By Mike Musgrove Washington Post Staff Writer Friday, May 25, 2007; A01
Last month, venture capitalist Fred Wilson drew a lot of attention on the Internet when he declared a 21st century kind of bankruptcy. In a posting on his blog about technology, Wilson announced he was giving up on responding to all the e-mail piled up in his inbox.
"I am so far behind on e-mail that I am declaring bankruptcy," he wrote. "If you've sent me an e-mail (and you aren't my wife, partner, or colleague), you might want to send it again. I am starting over."
College professors have done the same thing, and a Silicon Valley chief executive followed Wilson's example the next day. Last September, the recording artist Moby sent an e-mail to all the contacts in his inbox announcing that he was taking a break from e-mail for the rest of the year.
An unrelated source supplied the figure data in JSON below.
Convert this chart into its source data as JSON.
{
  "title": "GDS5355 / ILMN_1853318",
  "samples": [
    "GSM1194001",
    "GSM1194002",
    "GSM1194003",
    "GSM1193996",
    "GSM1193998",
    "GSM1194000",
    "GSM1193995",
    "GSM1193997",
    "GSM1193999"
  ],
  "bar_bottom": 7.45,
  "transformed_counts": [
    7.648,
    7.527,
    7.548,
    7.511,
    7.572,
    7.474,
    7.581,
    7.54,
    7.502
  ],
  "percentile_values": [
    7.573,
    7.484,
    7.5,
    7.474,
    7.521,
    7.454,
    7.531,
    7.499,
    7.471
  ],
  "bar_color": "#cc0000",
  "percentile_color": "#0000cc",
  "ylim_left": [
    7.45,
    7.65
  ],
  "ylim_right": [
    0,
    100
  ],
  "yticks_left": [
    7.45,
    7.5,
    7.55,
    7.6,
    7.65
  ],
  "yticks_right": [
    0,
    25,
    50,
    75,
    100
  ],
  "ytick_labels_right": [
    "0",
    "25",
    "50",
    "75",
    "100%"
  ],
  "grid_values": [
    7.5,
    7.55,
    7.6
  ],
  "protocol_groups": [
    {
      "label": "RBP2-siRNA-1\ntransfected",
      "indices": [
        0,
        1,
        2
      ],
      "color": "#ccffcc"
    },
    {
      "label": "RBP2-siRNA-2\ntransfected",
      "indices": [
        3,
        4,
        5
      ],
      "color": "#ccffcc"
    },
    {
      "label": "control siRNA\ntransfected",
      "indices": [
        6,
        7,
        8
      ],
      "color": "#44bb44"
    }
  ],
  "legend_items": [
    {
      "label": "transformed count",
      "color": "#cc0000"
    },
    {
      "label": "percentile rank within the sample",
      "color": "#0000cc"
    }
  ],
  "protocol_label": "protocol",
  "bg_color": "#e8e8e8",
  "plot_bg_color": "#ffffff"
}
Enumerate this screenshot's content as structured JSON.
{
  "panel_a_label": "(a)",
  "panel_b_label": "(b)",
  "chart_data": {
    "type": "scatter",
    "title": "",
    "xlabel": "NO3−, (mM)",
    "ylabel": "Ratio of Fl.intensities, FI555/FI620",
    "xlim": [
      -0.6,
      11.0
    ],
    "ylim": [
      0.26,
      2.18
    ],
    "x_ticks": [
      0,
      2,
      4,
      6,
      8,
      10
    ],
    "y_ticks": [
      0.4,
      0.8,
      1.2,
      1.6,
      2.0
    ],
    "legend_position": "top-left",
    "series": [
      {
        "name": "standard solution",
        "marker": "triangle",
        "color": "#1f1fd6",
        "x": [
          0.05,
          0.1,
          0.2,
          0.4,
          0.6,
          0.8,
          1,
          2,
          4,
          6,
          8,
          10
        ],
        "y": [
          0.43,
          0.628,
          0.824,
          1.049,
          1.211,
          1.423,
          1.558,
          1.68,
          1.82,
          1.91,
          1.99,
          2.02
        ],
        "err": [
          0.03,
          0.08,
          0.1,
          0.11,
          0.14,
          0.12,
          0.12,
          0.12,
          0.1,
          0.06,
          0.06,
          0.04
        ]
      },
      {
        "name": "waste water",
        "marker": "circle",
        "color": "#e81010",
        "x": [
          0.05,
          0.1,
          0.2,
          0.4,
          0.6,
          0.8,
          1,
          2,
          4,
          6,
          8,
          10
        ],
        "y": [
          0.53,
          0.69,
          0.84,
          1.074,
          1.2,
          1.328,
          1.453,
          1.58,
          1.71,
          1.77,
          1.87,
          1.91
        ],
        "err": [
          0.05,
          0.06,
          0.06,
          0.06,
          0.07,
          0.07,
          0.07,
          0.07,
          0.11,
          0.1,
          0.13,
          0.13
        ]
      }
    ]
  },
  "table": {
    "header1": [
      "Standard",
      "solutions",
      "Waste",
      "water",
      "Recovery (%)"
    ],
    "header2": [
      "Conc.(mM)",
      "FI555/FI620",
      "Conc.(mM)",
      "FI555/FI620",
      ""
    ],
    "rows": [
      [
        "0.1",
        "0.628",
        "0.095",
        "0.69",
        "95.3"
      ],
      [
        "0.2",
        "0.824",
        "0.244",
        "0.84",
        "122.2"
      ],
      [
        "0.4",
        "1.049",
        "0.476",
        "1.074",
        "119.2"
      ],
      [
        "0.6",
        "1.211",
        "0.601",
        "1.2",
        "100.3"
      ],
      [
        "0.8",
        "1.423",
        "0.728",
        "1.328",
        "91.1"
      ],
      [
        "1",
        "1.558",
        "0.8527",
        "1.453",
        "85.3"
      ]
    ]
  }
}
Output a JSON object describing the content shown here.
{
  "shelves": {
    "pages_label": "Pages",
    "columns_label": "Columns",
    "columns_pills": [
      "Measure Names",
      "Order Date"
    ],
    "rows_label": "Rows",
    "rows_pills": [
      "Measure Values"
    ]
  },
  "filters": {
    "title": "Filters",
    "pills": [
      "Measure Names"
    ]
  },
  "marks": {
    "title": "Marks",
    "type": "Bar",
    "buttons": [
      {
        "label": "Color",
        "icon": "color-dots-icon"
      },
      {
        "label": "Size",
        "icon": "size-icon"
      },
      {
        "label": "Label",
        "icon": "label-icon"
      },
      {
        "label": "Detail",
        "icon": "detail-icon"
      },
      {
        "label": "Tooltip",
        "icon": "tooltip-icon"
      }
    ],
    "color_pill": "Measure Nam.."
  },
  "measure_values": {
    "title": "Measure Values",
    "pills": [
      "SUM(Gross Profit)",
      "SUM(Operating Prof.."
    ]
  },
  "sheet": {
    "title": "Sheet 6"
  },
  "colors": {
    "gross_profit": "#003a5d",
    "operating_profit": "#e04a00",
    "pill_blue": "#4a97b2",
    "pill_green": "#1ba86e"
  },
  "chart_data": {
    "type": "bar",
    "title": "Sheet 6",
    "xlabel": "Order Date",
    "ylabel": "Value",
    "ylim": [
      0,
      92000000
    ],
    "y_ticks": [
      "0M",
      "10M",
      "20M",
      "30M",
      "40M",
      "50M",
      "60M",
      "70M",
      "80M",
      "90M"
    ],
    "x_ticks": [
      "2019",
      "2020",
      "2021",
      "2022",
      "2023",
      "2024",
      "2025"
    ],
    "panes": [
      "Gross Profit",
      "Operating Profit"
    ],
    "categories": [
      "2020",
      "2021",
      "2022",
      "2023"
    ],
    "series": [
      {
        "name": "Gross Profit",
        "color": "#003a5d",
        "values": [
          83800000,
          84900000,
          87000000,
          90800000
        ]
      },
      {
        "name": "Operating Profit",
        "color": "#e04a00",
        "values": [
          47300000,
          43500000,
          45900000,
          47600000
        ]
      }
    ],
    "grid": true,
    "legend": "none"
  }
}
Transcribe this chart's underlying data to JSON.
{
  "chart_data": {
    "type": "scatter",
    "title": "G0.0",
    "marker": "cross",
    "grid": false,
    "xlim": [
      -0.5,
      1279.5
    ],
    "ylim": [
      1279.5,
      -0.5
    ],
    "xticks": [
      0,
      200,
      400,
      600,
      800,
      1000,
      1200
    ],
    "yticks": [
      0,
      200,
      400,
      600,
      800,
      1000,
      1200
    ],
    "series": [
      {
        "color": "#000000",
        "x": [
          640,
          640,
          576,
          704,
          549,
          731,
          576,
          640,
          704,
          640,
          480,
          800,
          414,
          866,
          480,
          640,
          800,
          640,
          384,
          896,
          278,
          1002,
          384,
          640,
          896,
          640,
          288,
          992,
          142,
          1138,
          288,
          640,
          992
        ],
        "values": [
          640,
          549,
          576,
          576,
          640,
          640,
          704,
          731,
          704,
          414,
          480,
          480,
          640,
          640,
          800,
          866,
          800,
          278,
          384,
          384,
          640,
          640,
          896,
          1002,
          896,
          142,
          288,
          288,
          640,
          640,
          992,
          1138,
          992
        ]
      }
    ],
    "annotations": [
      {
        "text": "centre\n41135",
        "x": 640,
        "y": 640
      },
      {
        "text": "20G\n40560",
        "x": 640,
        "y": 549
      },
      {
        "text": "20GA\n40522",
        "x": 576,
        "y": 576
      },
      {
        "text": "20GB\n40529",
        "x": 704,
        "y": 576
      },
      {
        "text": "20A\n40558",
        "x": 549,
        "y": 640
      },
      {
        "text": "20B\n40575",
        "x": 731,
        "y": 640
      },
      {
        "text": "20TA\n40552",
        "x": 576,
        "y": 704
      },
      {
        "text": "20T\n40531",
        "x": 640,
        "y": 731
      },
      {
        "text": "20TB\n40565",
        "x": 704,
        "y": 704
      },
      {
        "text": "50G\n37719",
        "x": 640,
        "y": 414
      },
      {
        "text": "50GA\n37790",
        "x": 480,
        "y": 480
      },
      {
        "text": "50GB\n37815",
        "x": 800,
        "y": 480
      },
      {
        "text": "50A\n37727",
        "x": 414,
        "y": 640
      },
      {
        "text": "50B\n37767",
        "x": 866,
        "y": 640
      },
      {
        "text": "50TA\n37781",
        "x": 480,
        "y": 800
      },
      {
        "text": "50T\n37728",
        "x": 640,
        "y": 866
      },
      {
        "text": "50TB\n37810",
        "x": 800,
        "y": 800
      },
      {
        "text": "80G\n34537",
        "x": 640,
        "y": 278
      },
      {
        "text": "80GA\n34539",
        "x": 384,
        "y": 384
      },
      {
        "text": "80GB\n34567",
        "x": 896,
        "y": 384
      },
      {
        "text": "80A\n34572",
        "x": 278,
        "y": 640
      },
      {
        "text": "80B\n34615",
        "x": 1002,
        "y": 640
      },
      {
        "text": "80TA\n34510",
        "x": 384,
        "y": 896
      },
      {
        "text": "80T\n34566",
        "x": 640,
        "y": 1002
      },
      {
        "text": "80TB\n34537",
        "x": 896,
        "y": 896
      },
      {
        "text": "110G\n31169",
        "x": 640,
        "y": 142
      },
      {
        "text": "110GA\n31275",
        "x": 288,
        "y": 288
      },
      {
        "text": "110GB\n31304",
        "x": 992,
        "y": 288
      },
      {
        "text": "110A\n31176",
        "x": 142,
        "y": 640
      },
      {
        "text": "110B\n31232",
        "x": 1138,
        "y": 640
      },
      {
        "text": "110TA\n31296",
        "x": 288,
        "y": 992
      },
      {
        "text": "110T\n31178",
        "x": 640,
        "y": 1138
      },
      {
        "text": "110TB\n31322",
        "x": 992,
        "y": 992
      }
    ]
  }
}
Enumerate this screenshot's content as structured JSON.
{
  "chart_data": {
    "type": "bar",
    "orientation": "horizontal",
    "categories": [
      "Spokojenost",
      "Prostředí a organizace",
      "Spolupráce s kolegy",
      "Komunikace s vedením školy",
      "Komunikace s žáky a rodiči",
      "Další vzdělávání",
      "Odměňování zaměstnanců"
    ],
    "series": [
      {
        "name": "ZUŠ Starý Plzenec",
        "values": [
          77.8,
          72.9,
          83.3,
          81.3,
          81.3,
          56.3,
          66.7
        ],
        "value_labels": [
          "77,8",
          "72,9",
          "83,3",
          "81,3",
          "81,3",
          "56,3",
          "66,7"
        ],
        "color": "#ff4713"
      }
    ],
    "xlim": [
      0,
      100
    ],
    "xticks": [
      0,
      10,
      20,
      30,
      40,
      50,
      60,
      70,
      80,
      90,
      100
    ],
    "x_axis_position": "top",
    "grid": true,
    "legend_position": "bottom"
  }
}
The supposed convenience of electronic mail, like so many other innovations of technology, has become too much for some people. Swamped by an unmanageable number of messages -- the volume of e-mail traffic has nearly doubled in the past two years, according to research firm DYS Analytics -- and plagued by annoying spam and viruses, some users are saying "Enough!"
Those declaring bankruptcy are swearing off e-mail entirely or, more commonly, deleting all old messages and starting fresh.
E-mail overload gives many workers the sense that their work is never done, said senior analyst David Ferris, whose firm, Ferris Research, said there were 6 trillion business e-mails sent in 2006. "A lot of people like the feeling that they have everything done at the end of the day," he said. "They can't have it anymore."
So some say they're moving back to the telephone as their preferred means of communication.